California Gov. Gavin Newsom (D) signed a gun control bill into law on Friday that is modeled on the Texas bounty-hunter abortion ban. The bill allows private citizen to sue anyone they suspect “manufactures, distributes, transports or imports assault weapons or ghost guns,” CNN reported. Under this new law, a person can sue a licensed gun dealer to supplies a firearm to someone under 21 for a minimum of $10,000 per weapon and attorney fees.
The move is calling the bluff of courts who allowed the abortion ban—which is enforced by private lawsuits by civilians who can sue an abortion provider they suspect have violated the abortion ban or someone aided an abortion seeker—to go into effect last year.
“We believe this will be litigated in the Supreme Court and we believe the Supreme Court will be challenged. Because if there’s any principle left whatsoever—and that’s an open ended question—with this Supreme Court, there is no way they can deny us the right to move in this direction,” Newsom said Friday after signing the bill at Santa Monica College, where a 23-year-old man killed five people during a shooting in 2013.
If the Texas abortion law is struck down, the California law would be repealed on January 1 the following year.
California was prompted to address gun safety in a novel way after the Supreme Court issued a huge blow to gun control in June. The reactionary conservative wing of the court said the Constitution protects the right to carry a gun in public and opened the door for challenging other gun restrictions.

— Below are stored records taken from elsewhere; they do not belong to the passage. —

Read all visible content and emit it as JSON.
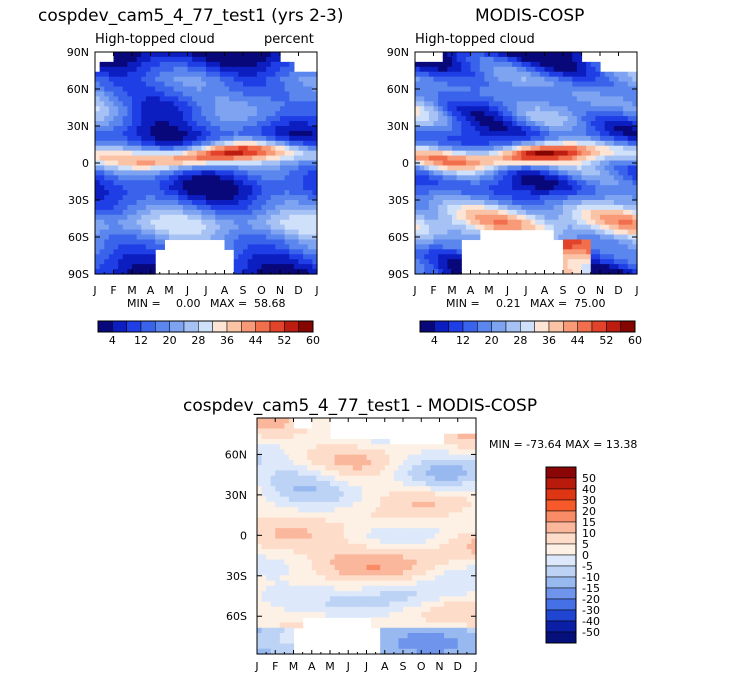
{
  "chart_data": [
    {
      "type": "heatmap",
      "title": "cospdev_cam5_4_77_test1 (yrs 2-3)",
      "left_label": "High-topped cloud",
      "right_label": "percent",
      "x_ticks": [
        "J",
        "F",
        "M",
        "A",
        "M",
        "J",
        "J",
        "A",
        "S",
        "O",
        "N",
        "D",
        "J"
      ],
      "y_ticks": [
        "90N",
        "60N",
        "30N",
        "0",
        "30S",
        "60S",
        "90S"
      ],
      "ylim": [
        -90,
        90
      ],
      "stats": {
        "min_label": "MIN =",
        "min": "0.00",
        "max_label": "MAX =",
        "max": "58.68"
      },
      "colorbar_labels": [
        "4",
        "12",
        "20",
        "28",
        "36",
        "44",
        "52",
        "60"
      ]
    },
    {
      "type": "heatmap",
      "title": "MODIS-COSP",
      "left_label": "High-topped cloud",
      "x_ticks": [
        "J",
        "F",
        "M",
        "A",
        "M",
        "J",
        "J",
        "A",
        "S",
        "O",
        "N",
        "D",
        "J"
      ],
      "y_ticks": [
        "90N",
        "60N",
        "30N",
        "0",
        "30S",
        "60S",
        "90S"
      ],
      "ylim": [
        -90,
        90
      ],
      "stats": {
        "min_label": "MIN =",
        "min": "0.21",
        "max_label": "MAX =",
        "max": "75.00"
      },
      "colorbar_labels": [
        "4",
        "12",
        "20",
        "28",
        "36",
        "44",
        "52",
        "60"
      ]
    },
    {
      "type": "heatmap",
      "title": "cospdev_cam5_4_77_test1 - MODIS-COSP",
      "x_ticks": [
        "J",
        "F",
        "M",
        "A",
        "M",
        "J",
        "J",
        "A",
        "S",
        "O",
        "N",
        "D",
        "J"
      ],
      "y_ticks": [
        "60N",
        "30N",
        "0",
        "30S",
        "60S"
      ],
      "stats_text": "MIN = -73.64 MAX =  13.38",
      "colorbar_labels": [
        "50",
        "40",
        "30",
        "20",
        "15",
        "10",
        "5",
        "0",
        "-5",
        "-10",
        "-15",
        "-20",
        "-30",
        "-40",
        "-50"
      ]
    }
  ],
  "palettes": {
    "abs": [
      "#08087a",
      "#0c1ec0",
      "#1f3ee6",
      "#3a63ec",
      "#5a86ee",
      "#7ea3f0",
      "#a6c1f4",
      "#cfe0fa",
      "#fde4d4",
      "#fbc3a6",
      "#f89a78",
      "#f26f4e",
      "#e3422b",
      "#bd1d10",
      "#850500"
    ],
    "diff": [
      "#8a0606",
      "#b81a0c",
      "#de3515",
      "#f65a2a",
      "#f98b66",
      "#fbb79c",
      "#fddcc9",
      "#fdf0e4",
      "#dde9fb",
      "#bcd3f6",
      "#98b8f0",
      "#6f94ec",
      "#4670e6",
      "#1f45d2",
      "#0a1ea6",
      "#05107a"
    ]
  }
}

On Thursday, Newsom signed eight bills aiming to curb gun violence, in addition to the one he signed last week making it easier for gun violence survivors and municipalities to sue firearm manufactures.
“If they are going to use this framework to put women’s lives at risk, we are going to use it to save people’s lives here in the state of California,” Newsom said at the press conference. “That’s the spirit, the principle, behind this law.”